Reading Reflection 4
I have never thought to be concerned with the environmental cost of model training. It was intriguing to see the amount of importance the paper ascribed to this particular area. Given that I rarely think about the direct environmental toll that computers take and that I have never had a conversation with anyone regarding this, I am now aware that this is truly an area of computer science that is not treated with enough regard.
The researchers discuss carbon emissions as they encourage us to find the balance between ensuring we have enough data to train our models, but not so much that we take an unnecessary toll on the environment. This is interesting to think about because we must rebalance any established standards every few years as technology will undoubtedly become more advanced such that more processing power can come from the same unit of energy. I wonder if we do create environmental regulations that standardize how much material we should use to train our language models such that they are “good enough”, whether once our hardware becomes more energy-efficient we will become complacent and not see the need to rebalance training efficiency and energy usage again, because we will have more space to train our models with more materials.
The paper also touches on the issue of environmental racism and how the language models we are developing do not directly benefit those who pay the highest environmental cost for them.
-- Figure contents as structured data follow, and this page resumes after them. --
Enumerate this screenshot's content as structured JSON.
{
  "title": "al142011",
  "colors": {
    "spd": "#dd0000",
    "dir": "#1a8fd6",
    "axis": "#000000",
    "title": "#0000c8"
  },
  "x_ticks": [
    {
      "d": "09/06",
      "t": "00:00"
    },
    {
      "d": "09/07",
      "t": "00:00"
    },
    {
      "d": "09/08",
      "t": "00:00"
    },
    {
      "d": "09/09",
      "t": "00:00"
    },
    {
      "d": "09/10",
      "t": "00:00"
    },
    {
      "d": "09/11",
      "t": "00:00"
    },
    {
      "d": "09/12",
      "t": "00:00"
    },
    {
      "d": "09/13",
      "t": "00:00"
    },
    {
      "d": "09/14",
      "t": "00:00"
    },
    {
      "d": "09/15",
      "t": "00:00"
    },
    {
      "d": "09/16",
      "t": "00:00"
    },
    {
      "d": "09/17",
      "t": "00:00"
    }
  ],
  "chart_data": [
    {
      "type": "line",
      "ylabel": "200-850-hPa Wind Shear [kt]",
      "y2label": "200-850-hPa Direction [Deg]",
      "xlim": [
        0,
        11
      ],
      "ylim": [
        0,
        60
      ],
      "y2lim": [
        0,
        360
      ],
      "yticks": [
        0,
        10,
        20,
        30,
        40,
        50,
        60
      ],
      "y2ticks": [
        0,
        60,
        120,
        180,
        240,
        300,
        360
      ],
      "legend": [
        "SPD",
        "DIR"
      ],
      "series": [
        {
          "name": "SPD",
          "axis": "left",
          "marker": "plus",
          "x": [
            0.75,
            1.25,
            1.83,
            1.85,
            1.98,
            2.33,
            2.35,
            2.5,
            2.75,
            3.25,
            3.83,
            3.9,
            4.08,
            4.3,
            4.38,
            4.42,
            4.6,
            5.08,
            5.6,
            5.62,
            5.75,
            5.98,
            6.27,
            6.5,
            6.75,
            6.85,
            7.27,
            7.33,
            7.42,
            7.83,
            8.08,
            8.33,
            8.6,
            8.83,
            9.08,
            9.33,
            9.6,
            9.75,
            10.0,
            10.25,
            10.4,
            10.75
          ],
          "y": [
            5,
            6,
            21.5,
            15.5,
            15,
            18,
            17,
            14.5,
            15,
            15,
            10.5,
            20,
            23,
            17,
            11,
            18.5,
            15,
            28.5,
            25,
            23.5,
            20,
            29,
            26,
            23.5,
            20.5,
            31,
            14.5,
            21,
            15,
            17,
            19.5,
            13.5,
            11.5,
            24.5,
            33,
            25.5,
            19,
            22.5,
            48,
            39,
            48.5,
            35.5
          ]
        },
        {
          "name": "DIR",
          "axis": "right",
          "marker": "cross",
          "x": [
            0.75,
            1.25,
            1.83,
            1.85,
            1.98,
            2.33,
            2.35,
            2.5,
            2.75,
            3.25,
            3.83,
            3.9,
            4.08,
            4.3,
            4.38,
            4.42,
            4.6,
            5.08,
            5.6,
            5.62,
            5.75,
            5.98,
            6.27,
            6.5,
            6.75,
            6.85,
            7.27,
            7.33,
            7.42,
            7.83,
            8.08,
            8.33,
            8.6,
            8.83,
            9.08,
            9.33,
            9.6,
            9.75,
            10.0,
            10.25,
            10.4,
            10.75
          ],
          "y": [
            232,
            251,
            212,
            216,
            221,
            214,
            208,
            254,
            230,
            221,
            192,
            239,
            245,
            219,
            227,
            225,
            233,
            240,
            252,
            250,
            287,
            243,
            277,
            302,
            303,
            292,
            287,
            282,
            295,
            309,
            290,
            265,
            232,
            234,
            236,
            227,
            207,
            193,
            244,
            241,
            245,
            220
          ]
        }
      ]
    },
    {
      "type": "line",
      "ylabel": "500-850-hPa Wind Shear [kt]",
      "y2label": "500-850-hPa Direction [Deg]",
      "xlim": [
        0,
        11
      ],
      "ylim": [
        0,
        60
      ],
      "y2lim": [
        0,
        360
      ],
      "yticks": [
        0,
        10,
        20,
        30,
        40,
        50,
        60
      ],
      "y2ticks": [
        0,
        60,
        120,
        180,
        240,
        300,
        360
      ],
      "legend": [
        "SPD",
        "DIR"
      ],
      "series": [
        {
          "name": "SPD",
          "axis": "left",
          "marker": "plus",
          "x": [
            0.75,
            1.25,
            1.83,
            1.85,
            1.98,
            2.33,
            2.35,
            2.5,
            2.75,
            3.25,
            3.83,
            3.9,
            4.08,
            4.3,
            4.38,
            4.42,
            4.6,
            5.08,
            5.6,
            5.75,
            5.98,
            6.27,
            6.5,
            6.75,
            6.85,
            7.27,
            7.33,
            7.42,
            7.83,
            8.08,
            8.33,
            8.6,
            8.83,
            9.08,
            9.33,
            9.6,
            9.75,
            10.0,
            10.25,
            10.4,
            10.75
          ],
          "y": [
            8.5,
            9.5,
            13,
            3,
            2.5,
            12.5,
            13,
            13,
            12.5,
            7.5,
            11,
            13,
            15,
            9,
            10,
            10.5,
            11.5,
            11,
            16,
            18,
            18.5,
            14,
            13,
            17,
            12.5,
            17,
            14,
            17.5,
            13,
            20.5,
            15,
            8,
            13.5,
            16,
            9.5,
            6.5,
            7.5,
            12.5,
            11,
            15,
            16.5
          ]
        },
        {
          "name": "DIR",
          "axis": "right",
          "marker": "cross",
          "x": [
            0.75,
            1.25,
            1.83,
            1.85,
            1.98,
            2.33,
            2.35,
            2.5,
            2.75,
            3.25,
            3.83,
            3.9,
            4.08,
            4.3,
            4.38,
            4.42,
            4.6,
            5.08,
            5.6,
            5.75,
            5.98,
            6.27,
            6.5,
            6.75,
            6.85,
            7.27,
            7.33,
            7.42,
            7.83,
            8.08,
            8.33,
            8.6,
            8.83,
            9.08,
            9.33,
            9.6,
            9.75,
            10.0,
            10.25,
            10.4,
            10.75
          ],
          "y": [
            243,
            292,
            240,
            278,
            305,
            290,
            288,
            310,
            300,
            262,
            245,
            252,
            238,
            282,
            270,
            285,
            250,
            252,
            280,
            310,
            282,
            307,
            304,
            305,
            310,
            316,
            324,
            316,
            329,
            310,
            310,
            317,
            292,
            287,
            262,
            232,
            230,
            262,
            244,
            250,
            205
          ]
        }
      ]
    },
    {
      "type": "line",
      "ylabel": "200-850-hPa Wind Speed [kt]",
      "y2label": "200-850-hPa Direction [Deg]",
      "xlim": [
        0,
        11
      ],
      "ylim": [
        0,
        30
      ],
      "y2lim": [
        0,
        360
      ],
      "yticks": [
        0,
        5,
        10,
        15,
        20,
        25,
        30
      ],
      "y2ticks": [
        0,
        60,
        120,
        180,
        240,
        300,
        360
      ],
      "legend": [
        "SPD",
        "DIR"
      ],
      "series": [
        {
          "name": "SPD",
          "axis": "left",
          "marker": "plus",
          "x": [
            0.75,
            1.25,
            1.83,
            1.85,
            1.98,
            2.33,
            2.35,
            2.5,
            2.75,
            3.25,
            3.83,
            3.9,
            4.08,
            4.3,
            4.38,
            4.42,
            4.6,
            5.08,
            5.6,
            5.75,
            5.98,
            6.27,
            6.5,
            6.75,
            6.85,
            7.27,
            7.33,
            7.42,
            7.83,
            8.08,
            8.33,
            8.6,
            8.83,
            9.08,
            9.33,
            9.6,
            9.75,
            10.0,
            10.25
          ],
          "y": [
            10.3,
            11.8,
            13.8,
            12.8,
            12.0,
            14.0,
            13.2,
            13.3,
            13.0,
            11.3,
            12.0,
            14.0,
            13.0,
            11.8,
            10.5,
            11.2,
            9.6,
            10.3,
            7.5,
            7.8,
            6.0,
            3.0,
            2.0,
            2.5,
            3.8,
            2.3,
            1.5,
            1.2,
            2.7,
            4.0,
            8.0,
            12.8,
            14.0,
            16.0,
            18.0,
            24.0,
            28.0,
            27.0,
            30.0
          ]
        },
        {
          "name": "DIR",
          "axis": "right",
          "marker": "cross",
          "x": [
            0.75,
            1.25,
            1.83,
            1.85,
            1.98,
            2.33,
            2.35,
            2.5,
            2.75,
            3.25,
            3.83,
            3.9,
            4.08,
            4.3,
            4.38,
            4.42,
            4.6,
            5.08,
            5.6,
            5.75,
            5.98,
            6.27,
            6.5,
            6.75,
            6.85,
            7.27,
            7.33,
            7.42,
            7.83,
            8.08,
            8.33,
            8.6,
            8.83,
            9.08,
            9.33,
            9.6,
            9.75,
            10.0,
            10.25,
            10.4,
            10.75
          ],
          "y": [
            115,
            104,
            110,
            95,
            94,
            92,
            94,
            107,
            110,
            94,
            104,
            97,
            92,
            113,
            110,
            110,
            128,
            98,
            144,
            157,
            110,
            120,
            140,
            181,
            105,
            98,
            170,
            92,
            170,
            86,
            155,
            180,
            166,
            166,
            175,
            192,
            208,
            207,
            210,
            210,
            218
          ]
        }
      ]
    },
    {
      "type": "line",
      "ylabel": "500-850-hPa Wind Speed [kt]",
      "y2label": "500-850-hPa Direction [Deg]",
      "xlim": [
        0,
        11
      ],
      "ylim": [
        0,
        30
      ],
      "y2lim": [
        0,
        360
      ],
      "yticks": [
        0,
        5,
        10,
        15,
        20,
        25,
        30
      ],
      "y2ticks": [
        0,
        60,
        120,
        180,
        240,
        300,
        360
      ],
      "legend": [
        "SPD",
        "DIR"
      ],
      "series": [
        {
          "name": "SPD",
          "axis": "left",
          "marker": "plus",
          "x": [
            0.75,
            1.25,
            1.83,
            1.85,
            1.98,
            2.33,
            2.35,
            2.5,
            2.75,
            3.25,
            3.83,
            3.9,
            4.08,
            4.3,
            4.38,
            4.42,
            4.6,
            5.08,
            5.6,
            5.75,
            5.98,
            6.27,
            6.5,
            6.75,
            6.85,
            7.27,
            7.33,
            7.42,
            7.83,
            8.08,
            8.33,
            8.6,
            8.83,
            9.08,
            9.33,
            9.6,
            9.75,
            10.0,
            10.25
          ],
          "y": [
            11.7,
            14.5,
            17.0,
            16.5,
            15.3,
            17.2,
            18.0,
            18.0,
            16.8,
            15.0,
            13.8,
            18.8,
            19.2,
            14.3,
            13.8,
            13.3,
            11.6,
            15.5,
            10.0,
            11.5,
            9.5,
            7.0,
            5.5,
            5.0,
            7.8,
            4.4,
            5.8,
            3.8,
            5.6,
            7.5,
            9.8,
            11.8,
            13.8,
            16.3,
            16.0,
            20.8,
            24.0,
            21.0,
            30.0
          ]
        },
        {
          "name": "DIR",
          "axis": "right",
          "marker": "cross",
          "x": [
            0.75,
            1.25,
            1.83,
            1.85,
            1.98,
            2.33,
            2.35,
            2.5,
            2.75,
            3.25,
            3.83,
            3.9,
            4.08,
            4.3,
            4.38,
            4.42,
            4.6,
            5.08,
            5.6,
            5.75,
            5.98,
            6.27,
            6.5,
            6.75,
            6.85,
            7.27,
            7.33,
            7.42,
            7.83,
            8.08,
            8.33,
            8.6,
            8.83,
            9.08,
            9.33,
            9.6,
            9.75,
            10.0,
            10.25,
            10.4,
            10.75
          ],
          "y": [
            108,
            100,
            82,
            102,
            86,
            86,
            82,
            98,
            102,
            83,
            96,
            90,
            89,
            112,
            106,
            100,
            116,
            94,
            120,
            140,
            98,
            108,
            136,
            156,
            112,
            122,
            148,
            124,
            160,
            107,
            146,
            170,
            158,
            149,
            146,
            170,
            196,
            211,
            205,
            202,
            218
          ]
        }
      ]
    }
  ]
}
It is true that many marginalized communities pay the price of climate change that is accelerated by the carbon emissions from many large corporations and government bodies, but I do think it is a little far-fetched to make a direct connection between, for example, “the residents of the Maldives (likely to be underwater by 2100)” and the carbon emissions produced from training language models, and thereon chastise ourselves for not doing enough to ensure such communities receive a slice of any benefits from our language model research.
There are a plethora of reasons that English is one of the most researched languages in terms of natural language processing, not to mention because it is the most widespread language, it has a short alphabet, and many of the largest research institutions in the world are in countries where English is the primary language. I am confident that focusing our efforts on the English language, for now, will enable us to accumulate enough knowledge so that we can more effectively cater to developing high-quality language models for other languages in the future. In other words, I see what we are doing now, training English language models that produce carbon emissions that disadvantage marginalized communities, as the best option for those marginalized communities, in terms of receiving the benefits of our research.
Although, after reading the section of the paper that emphasizes the need for cultural and linguistic appropriateness in any language model, given the user base and social context for which it will be used, I do want to note that the models we develop in English that we wish to apply to other languages will need to have the input of that language’s cultural and linguistic experts, which may very well be the natives. Perhaps such a professional position will become more popular in the future as we have natural language processing branch out to other languages. These individuals can also help us to curate our datasets and be more energy-efficient.
Dreaming of what the future could bring, I wonder if one day our language models could be so advanced so they personalize their communication with each human they are used by. The paper notes that humans “model each others’ mental states as they communicate,” and use the other person’s body language and what they know about the person’s beliefs to effectively and efficiently convey an idea. Perhaps one day our computers will be able to read our facial expressions and scan our brainwaves so as to mimic the beautiful conversational ability of humans.